In the wake of discouraging news from hyper-local destination Backfence.com (in some ways this served as a testimonial to the sustainability of online hyper-local destination sites as we pointed out a few weeks ago), Sebastien Provencher points to a few relevant blog posts.
Long Tail theory creator Chris Anderson coins the term: “The Vanishing Point Theory of News” on his blog:
Our interest in a subject is in inverse proportion to its distance (geographic, emotional or otherwise) from us. For instance, the news that my daughter got a scraped knee on the playground today means more to me than a car bombing in Kandahar…There’s nothing new about this (it’s a truism of the American newsroom that Paris, Texas counts for more than Paris, France), but it bears repeating. The future of media is to stop boring us with news that doesn’t relate to our lives.

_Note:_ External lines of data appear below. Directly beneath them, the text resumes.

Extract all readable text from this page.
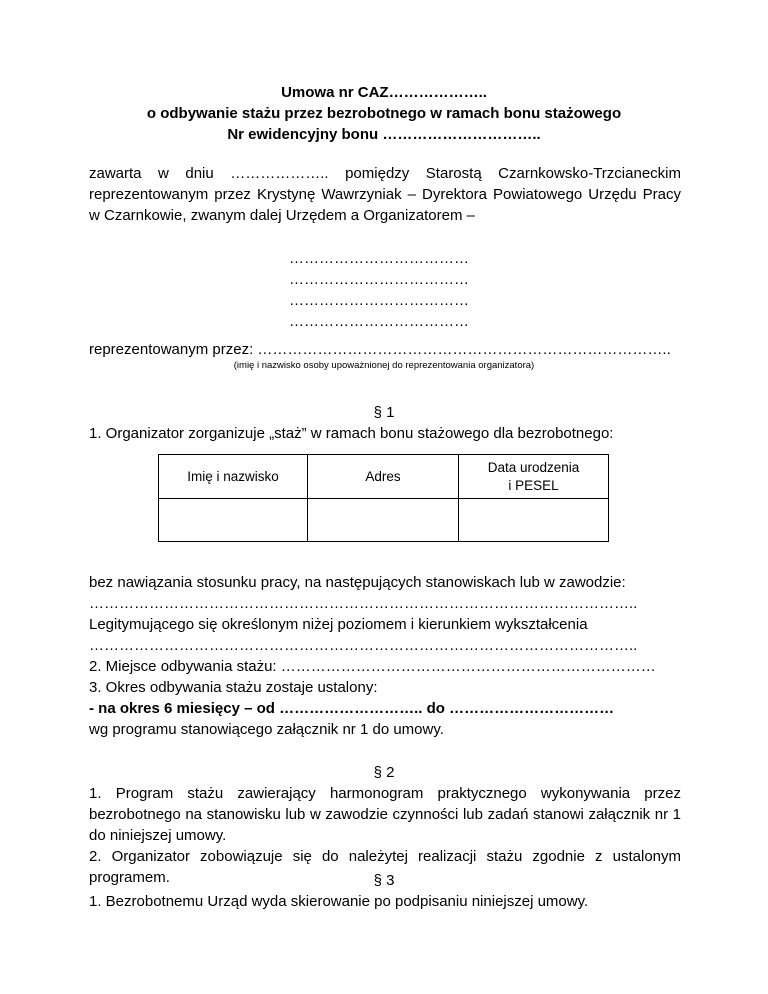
Umowa nr CAZ………………..
o odbywanie stażu przez bezrobotnego w ramach bonu stażowego
Nr ewidencyjny bonu …………………………..
zawarta w dniu ……………….. pomiędzy Starostą Czarnkowsko-Trzcianeckim reprezentowanym przez Krystynę Wawrzyniak – Dyrektora Powiatowego Urzędu Pracy w Czarnkowie, zwanym dalej Urzędem a Organizatorem –
………………………………
………………………………
………………………………
………………………………
reprezentowanym przez: ………………………………………………………………………..
(imię i nazwisko osoby upoważnionej do reprezentowania organizatora)
§ 1
1. Organizator zorganizuje „staż” w ramach bonu stażowego dla bezrobotnego:
Imię i nazwisko	Adres	Data urodzenia
i PESEL

bez nawiązania stosunku pracy, na następujących stanowiskach lub w zawodzie:
………………………………………………………………………………………………..
Legitymującego się określonym niżej poziomem i kierunkiem wykształcenia
………………………………………………………………………………………………..
2. Miejsce odbywania stażu: …………………………………………………………………
3. Okres odbywania stażu zostaje ustalony:
- na okres 6 miesięcy – od ……………………….. do ……………………………
wg programu stanowiącego załącznik nr 1 do umowy.
§ 2
1. Program stażu zawierający harmonogram praktycznego wykonywania przez bezrobotnego na stanowisku lub w zawodzie czynności lub zadań stanowi załącznik nr 1 do niniejszej umowy.
2. Organizator zobowiązuje się do należytej realizacji stażu zgodnie z ustalonym programem.	§ 3
1. Bezrobotnemu Urząd wyda skierowanie po podpisaniu niniejszej umowy.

I’ll start reading my “local” newspaper again when it covers my block.
The need to position hyper-local news content to help newspapers gain a local edge on competing news aggregators such as Google News and Yahoo! News was recently echoed by Seattle Times columnist Danny Westneat, and by Editor and Publisher columnist Steve Outing. The Wall Street Journal (sub required) meanwhile reported yesterday on the dilema facing many papers – most notably The Boston Globe – to deploy finite editorial resources to local rather than global coverage.

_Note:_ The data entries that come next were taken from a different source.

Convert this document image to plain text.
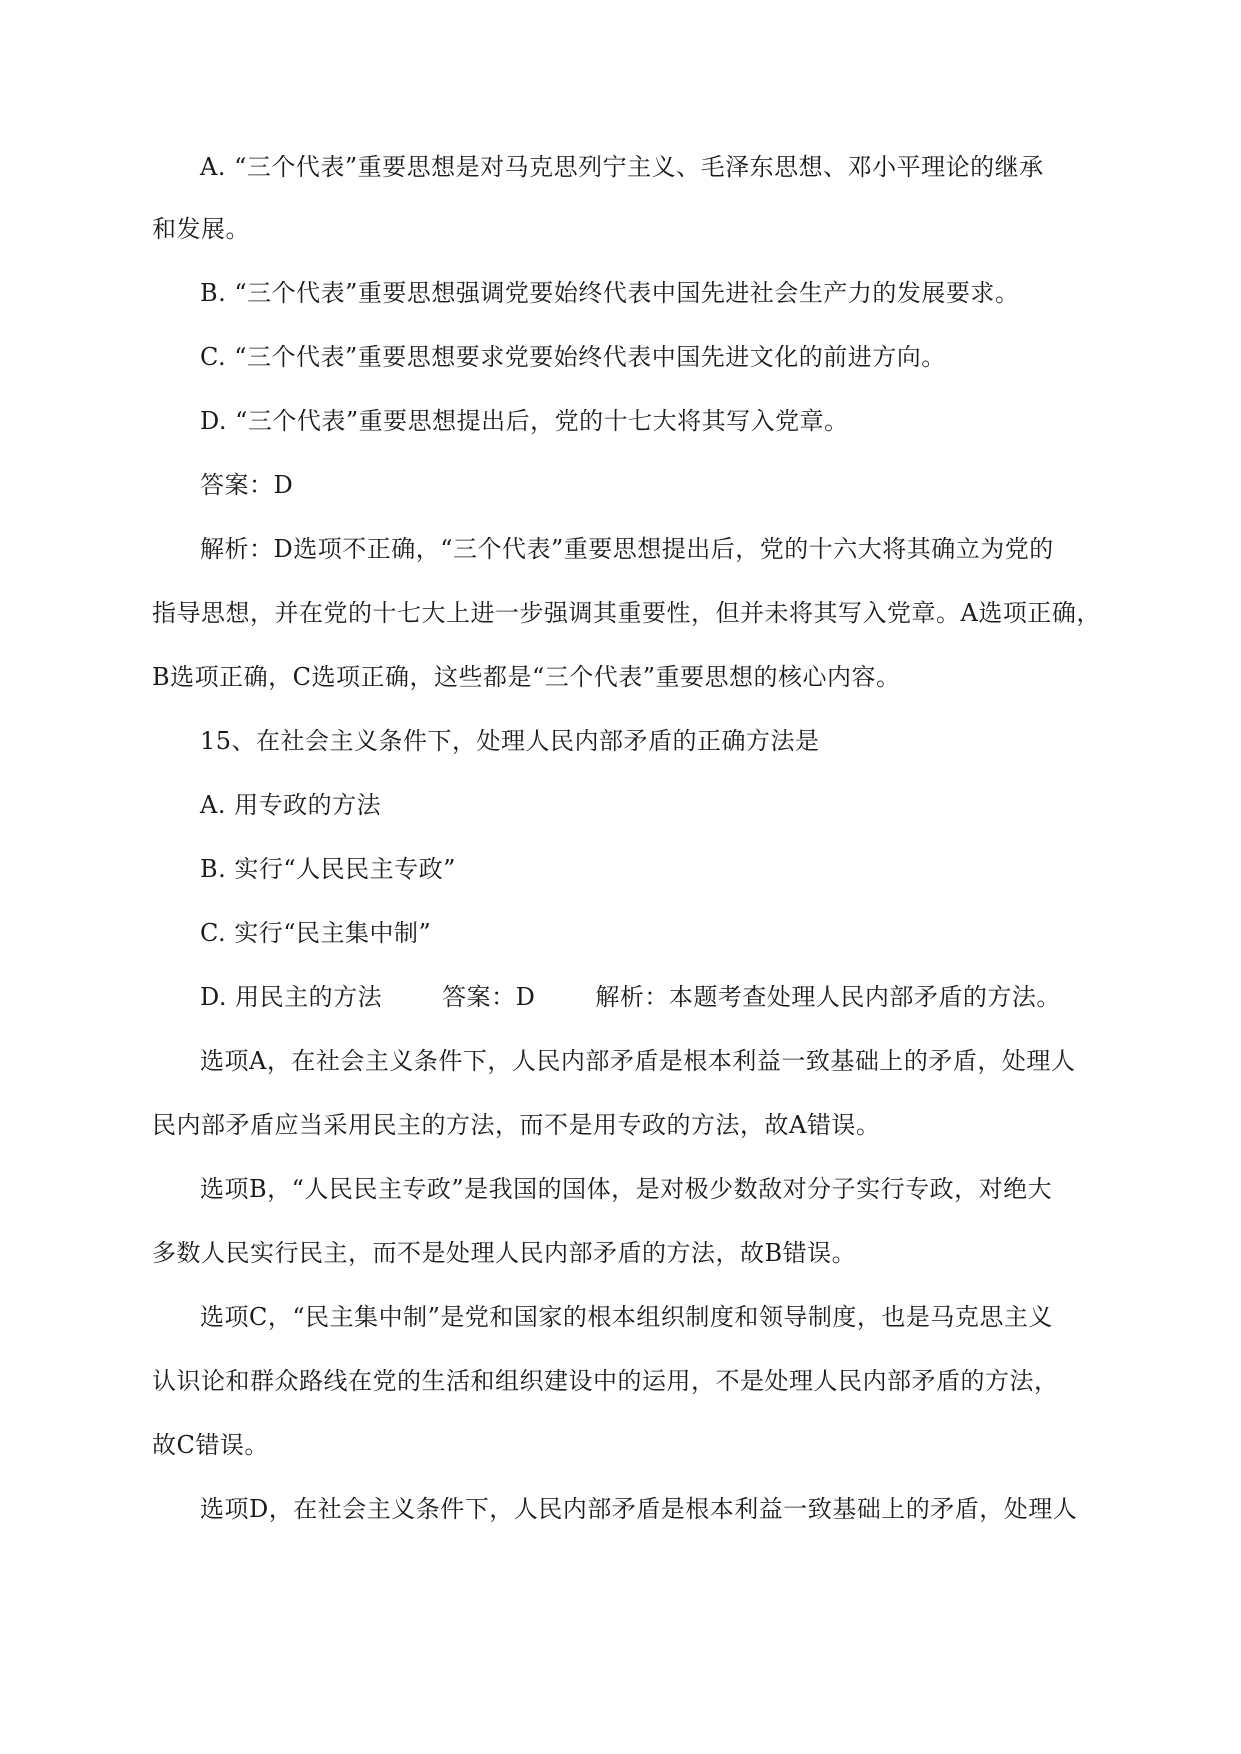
A. “三个代表”重要思想是对马克思列宁主义、毛泽东思想、邓小平理论的继承
和发展。
B. “三个代表”重要思想强调党要始终代表中国先进社会生产力的发展要求。
C. “三个代表”重要思想要求党要始终代表中国先进文化的前进方向。
D. “三个代表”重要思想提出后，党的十七大将其写入党章。
答案：D
解析：D选项不正确，“三个代表”重要思想提出后，党的十六大将其确立为党的
指导思想，并在党的十七大上进一步强调其重要性，但并未将其写入党章。A选项正确，
B选项正确，C选项正确，这些都是“三个代表”重要思想的核心内容。
15、在社会主义条件下，处理人民内部矛盾的正确方法是
A. 用专政的方法
B. 实行“人民民主专政”
C. 实行“民主集中制”
D. 用民主的方法	答案：D	解析：本题考查处理人民内部矛盾的方法。
选项A，在社会主义条件下，人民内部矛盾是根本利益一致基础上的矛盾，处理人
民内部矛盾应当采用民主的方法，而不是用专政的方法，故A错误。
选项B，“人民民主专政”是我国的国体，是对极少数敌对分子实行专政，对绝大
多数人民实行民主，而不是处理人民内部矛盾的方法，故B错误。
选项C，“民主集中制”是党和国家的根本组织制度和领导制度，也是马克思主义
认识论和群众路线在党的生活和组织建设中的运用，不是处理人民内部矛盾的方法，
故C错误。
选项D，在社会主义条件下，人民内部矛盾是根本利益一致基础上的矛盾，处理人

Provencher also posts a retort to Anderson’s theory from Terry Heaton’s PoMo blog;
Even though I am a strong believer in hyper-local content being key to the evolution of local media, I’m not sure I completely endorse this theory (full-disclosure: I’m a newspaper junkie). Would a “local” paper without national or international news make it more relevant? It’s possible but in this case, you’d need another newspaper to quench your international news needs. And maybe that’s truly the future of the newspaper industry. In a few years, you might find only authoritative international newspaper brands (New York Times, Le Monde, The Guardian, La Stampa, The Globe & Mail, etc.) and strong hyper-local newspapers. All the ones in the middle will either have evolved or died. This is very similar to what happened in the retail business.

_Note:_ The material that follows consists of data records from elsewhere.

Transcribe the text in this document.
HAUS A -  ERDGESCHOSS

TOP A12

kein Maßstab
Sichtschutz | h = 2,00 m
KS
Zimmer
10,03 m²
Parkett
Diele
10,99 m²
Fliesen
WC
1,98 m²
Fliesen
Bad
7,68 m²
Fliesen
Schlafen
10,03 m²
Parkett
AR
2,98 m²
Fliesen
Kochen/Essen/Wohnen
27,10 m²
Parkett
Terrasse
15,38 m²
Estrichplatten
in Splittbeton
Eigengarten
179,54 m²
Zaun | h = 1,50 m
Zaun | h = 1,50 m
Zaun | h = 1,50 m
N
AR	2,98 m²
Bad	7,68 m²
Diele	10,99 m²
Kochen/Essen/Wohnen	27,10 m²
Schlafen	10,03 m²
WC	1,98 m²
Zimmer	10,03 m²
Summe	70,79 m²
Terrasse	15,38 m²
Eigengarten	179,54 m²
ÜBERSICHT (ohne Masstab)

This is an interesting theory. The reality is that the web has commoditized national news. The only way to differentiate it is to have a specific angle of coverage at which you excel (Wall Street Journal), or unique voices that demand a premium (New York Times). Notice that these are two major papers that can get away with charging for online premium access.
The third strategy is to leverage a position that can’t be replicated by aggregators; local. This hasn’t really been done in a meaningful way online by local newspapers, or any national publisher with a patchwork of local assets. The opportunity exists, however, to create attractive and unique local destinations.
This could involve personalized news readers (a la MyYahoo!) that bring together national news, local news, classifieds, directory listings, local weather and sports, movie listings (traditionally all siloed into different search buckets). This can all be customized with RSS, and can offer a unique local experience (although challenges still exist in getting people to use RSS – partly a function of the confusion that yet another 3 letter tech acronym elicits, and the time it takes to set up a feed reader).
Still many of these concepts can be applied to search, by having newspaper websites that bring up many of these different types of content (classifieds, yellow pages, news that is local, national, and even that of competing publications) in search results. Planet Discover — bought last year by Gannett — is working on some interesting search products that do this. The next step is execution; newspapers that don’t do this will continue to lose readers to the comprehensive experience offered by Google News and Yahoo! News.
The newspaper industry is clearly in a tumultuous time and there is a great deal of experimentation with online models (the creation of local ad networks such as Yahoo!’s recently formed consortium and that formed by Gannett, McClatchy and Tribune are other examples).
How to maintain the advantages of hyper-local in a scalable online business model has proven to be a sizeable challenge. But there is also an opportunity for someone to fill this hyper-local gap on a national level. Maybe it’s Backfence (likely not), or maybe the truth lies in a low overhead aggregation model like Placeblogger (more likely), but it’s clear that the need is there.